International trade has perfectly good mechanisms for dealing with this at present. See: Letters of Credit.

> You may also have jurisdictions (like the US) where the process may be more fair, but it's unreasonably expensive, so if you're transacting with parties with a high probability of getting into disputes, something that can resolve them programmatically without litigation is an advantage.

The easy workaround to this is just to factor in additional costs for doing business...

> You're not a criminal, but you have bad credit or are from a disreputable country etc., so you're treated as one by the government or the rules targeting actual criminals cause companies to not want to do business with you, and you thereby need some alternative way to engage in your legitimate activities.
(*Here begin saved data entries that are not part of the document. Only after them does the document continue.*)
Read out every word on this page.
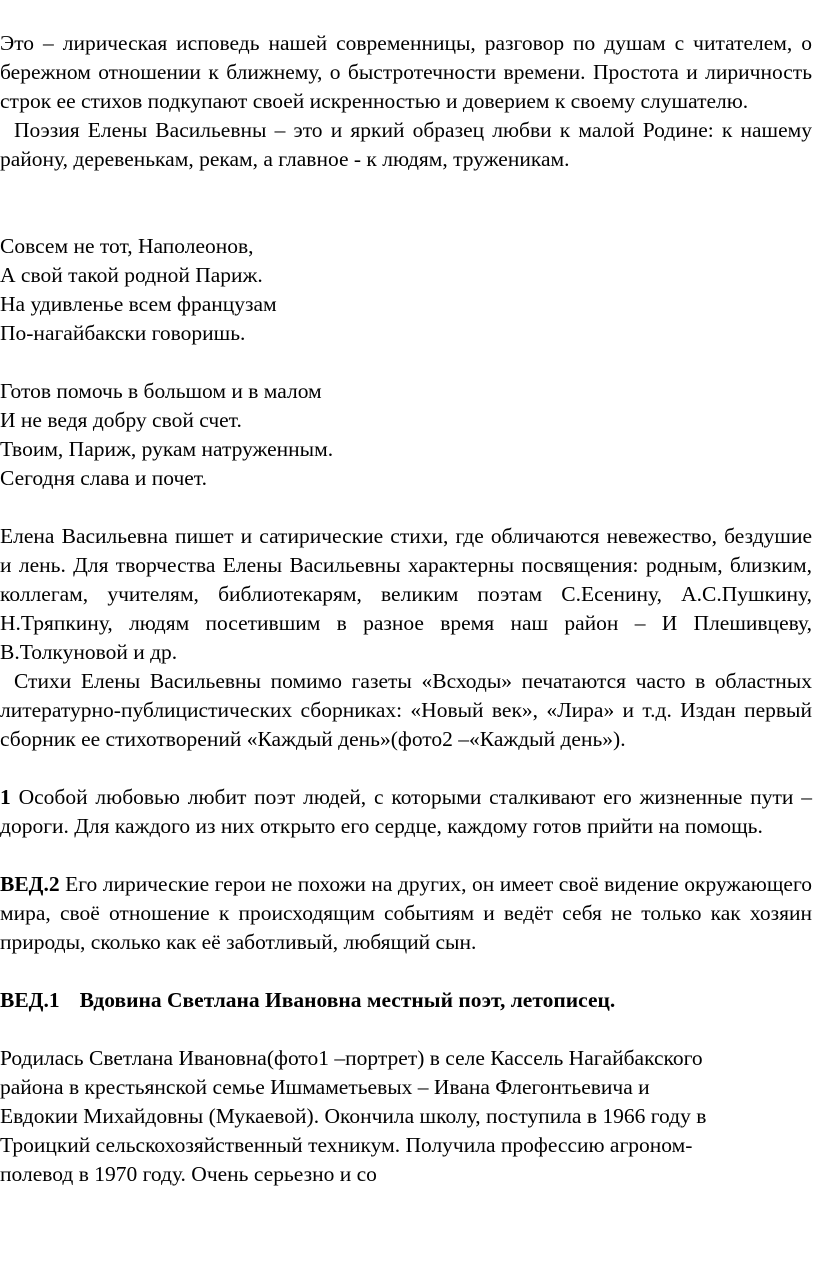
Это – лирическая исповедь нашей современницы, разговор по душам с читателем, о бережном отношении к ближнему, о быстротечности времени. Простота и лиричность строк ее стихов подкупают своей искренностью и доверием к своему слушателю.

Поэзия Елены Васильевны – это и яркий образец любви к малой Родине: к нашему району, деревенькам, рекам, а главное - к людям, труженикам.

Совсем не тот, Наполеонов,
А свой такой родной Париж.
На удивленье всем французам
По-нагайбакски говоришь.
Готов помочь в большом и в малом
И не ведя добру свой счет.
Твоим, Париж, рукам натруженным.
Сегодня слава и почет.

Елена Васильевна пишет и сатирические стихи, где обличаются невежество, бездушие и лень. Для творчества Елены Васильевны характерны посвящения: родным, близким, коллегам, учителям, библиотекарям, великим поэтам С.Есенину, А.С.Пушкину, Н.Тряпкину, людям посетившим в разное время наш район – И Плешивцеву, В.Толкуновой и др.

Стихи Елены Васильевны помимо газеты «Всходы» печатаются часто в областных литературно-публицистических сборниках: «Новый век», «Лира» и т.д. Издан первый сборник ее стихотворений «Каждый день»(фото2 –«Каждый день»).

1 Особой любовью любит поэт людей, с которыми сталкивают его жизненные пути –дороги. Для каждого из них открыто его сердце, каждому готов прийти на помощь.

ВЕД.2 Его лирические герои не похожи на других, он имеет своё видение окружающего мира, своё отношение к происходящим событиям и ведёт себя не только как хозяин природы, сколько как её заботливый, любящий сын.

ВЕД.1 Вдовина Светлана Ивановна местный поэт, летописец.

Родилась Светлана Ивановна(фото1 –портрет) в селе Кассель Нагайбакского
района в крестьянской семье Ишмаметьевых – Ивана Флегонтьевича и
Евдокии Михайдовны (Мукаевой). Окончила школу, поступила в 1966 году в
Троицкий сельскохозяйственный техникум. Получила профессию агроном-
полевод в 1970 году. Очень серьезно и со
Probably still illegal to do business with you if the government has outlawed work with specific sanctioned countries, etc. Also, letters of credit.

2 comments

Your workarounds have potentially higher overhead. "Just factor in additional costs" is equivalent to destroying otherwise-productive low margin transactions. Even for higher margin transactions, higher overhead is no advantage.

> Probably still illegal to do business with you if the government has outlawed work with specific sanctioned countries, etc.
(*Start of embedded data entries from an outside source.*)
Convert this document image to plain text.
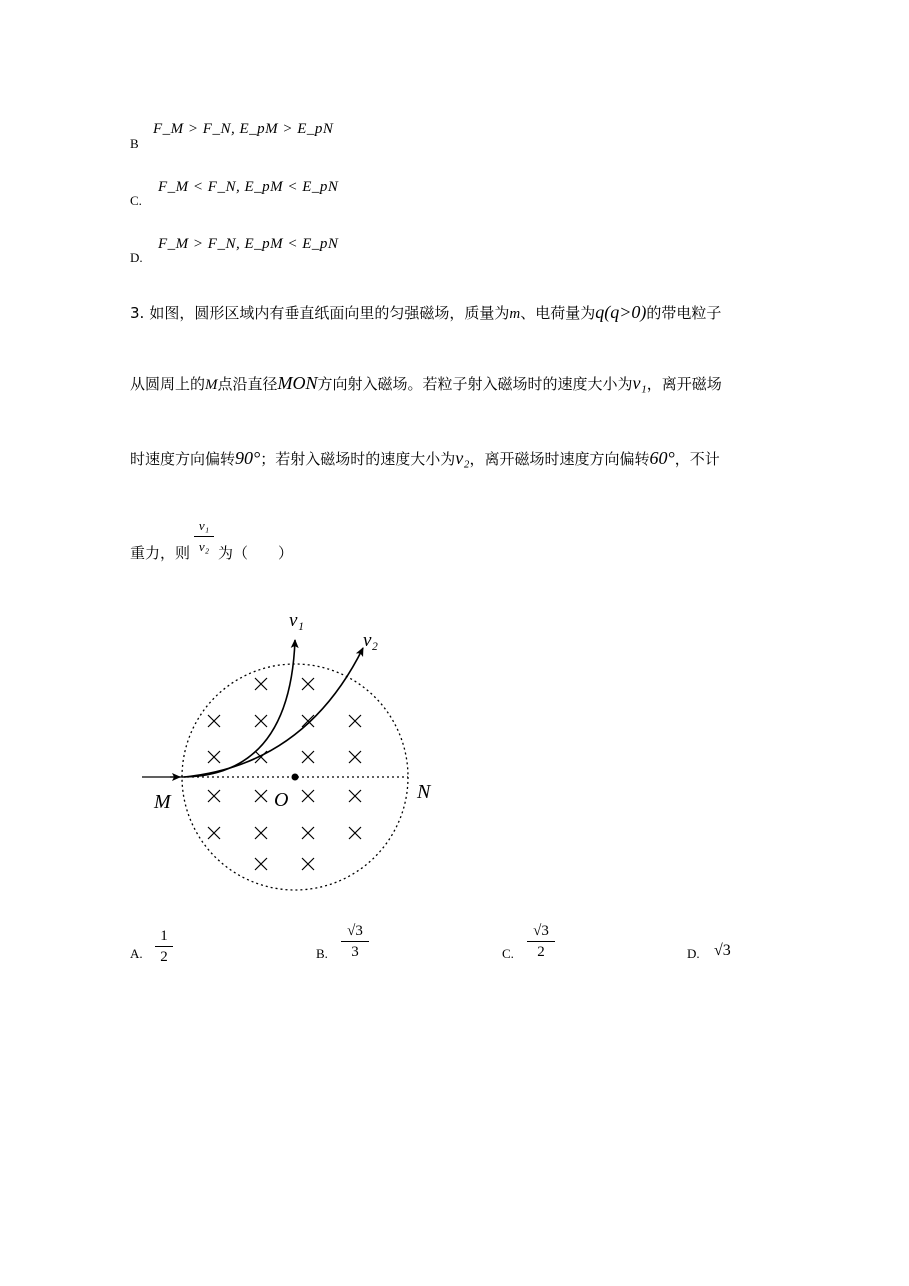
B
F_M > F_N, E_pM > E_pN
C.
F_M < F_N, E_pM < E_pN
D.
F_M > F_N, E_pM < E_pN
3. 如图，圆形区域内有垂直纸面向里的匀强磁场，质量为m、电荷量为q(q>0)的带电粒子
从圆周上的M点沿直径MON方向射入磁场。若粒子射入磁场时的速度大小为v₁，离开磁场
时速度方向偏转90°；若射入磁场时的速度大小为v₂，离开磁场时速度方向偏转60°，不计
重力，则
v₁
v₂ 为（　　）
v₁
v₂
M	O	N
A.
1
2	B.
√3
3	C.
√3
2	D. √3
The whole point is the cases where it's not.

Many banks and payment processors won't do business with you when your business isn't worth the effort of verifying you. That doesn't mean it's necessarily illegal for the bank, much less the seller of whatever you're buying, to do business with you. But you can't do the perfectly legal transaction if the customer has no way of paying.

> The whole point is the cases where it's not.

So your argument is that blockchain is only useful for international trade with tiny businesses?

> Even for higher margin transactions, higher overhead is no advantage.

Most people consider low corruption, high rule of law countries ideal places for business, with the higher overhead...

> So your argument is that blockchain is only useful for international trade with tiny businesses?

That is one use, not the only use. And don't discount the scope of international transactions with individuals.

> Most people consider low corruption, high rule of law countries ideal places for business, with the higher overhead...

When the overhead comes with something worth more than it costs you. Sometimes it doesn't.

>International trade has perfectly good mechanisms for dealing with this at present. See: Letters of Credit.

This works until you deal with a subject matter that (some) banks don't like or with people that (some) financial institutions don't like. It's entirely possible to be banned from Visa and MasterCard's services and this can sometimes mean that banks simply won't do business with you. Sometimes it's the subject matter you're dealing with that can be banned, eg certain types of (legal) porn.

>Probably still illegal to do business with you if the government has outlawed work with specific sanctioned countries, etc. Also, letters of credit.

He didn't say that the government has outlawed doing business with the country. He said that the government treats people from that country much more harshly. This would mean that businesses wouldn't want to do business with people from that country. Letters of credit don't work if the other country's banks aren't interested in dealing with businesses from your country.